Add --probe to also download the bytes (verifies the URL actually resolves, caches for later):

webfetch license https://... --probe

#HTTP

curl -sS -X POST http://localhost:7777/license \
  -H "authorization: Bearer $WEBFETCH_TOKEN" \
  -H "content-type: application/json" \
  -d '{"url":"https://upload.wikimedia.org/...","probe":true}' \
  | jq

#How it works

  1. The adapter normalizes the URL (strips tracking params, resolves CDN redirects).
  2. It walks upward to the host-level heuristic (e.g., Wikimedia Commons → try extmetadata API).
  3. If a metadata API exists, it fetches the structured license + author.
  4. If not, it runs heuristicLicenseFromUrl — Unsplash hosts → CC0, Getty hosts → all-rights-reserved, etc.
  5. If the page is HTML (not a direct image), it runs probe_page logic to find the image in context and infer license from surrounding markup.

The confidence score tells you how much to trust the result. Anything ≥ 0.9 is metadata-backed. Anything ≤ 0.4 is a host heuristic alone — treat as "probably fine, verify before shipping".

#Probe a whole page

If you have a URL that's a webpage (not a direct image), use probe to get every image on the page with a per-image license:

webfetch probe https://blog.example.com/article --json \
  | jq '.images[] | select(.license == "UNKNOWN") | .url'

That prints every image on the page whose license couldn't be resolved — these are the ones to chase down before republishing.

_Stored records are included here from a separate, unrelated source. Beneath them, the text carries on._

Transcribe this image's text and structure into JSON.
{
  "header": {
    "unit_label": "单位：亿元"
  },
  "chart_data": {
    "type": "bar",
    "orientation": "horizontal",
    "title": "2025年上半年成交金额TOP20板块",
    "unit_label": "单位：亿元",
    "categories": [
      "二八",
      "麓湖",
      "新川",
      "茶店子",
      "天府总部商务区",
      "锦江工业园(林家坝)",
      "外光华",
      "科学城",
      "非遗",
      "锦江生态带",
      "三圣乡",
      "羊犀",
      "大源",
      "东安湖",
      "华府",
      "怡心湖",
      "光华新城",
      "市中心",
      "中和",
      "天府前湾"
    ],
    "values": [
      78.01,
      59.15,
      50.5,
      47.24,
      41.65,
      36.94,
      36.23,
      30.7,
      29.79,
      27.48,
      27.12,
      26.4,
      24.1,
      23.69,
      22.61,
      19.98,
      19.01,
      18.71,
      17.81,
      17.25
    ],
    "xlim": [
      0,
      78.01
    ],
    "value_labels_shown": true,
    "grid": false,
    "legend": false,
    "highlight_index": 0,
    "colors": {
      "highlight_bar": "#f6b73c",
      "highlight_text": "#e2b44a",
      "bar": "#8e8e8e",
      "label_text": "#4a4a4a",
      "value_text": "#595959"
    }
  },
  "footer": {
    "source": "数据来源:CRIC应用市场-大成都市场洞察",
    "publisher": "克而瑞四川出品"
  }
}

#Automating a "safe to ship" check

import { fetchWithLicense } from "@webfetch/core";

export async function isSafeToShip(url: string): Promise<{ ok: boolean; reason: string; attribution?: string }> {
  const r = await fetchWithLicense(url, { probe: false });
  if (r.license === "UNKNOWN") return { ok: false, reason: "no license evidence" };
  if (r.confidence < 0.7) return { ok: false, reason: `low confidence (${r.confidence})` };
  if (["CC0", "PUBLIC_DOMAIN", "CC_BY", "CC_BY_SA"].includes(r.license)) {
    return { ok: true, reason: `${r.license} @ ${r.confidence}`, attribution: r.attributionLine };
  }
  return { ok: false, reason: `non-commercial tag: ${r.license}` };
}

Wire that into your DAM's upload pipeline. Reject uploads where ok: false; require human review for mid-confidence hits.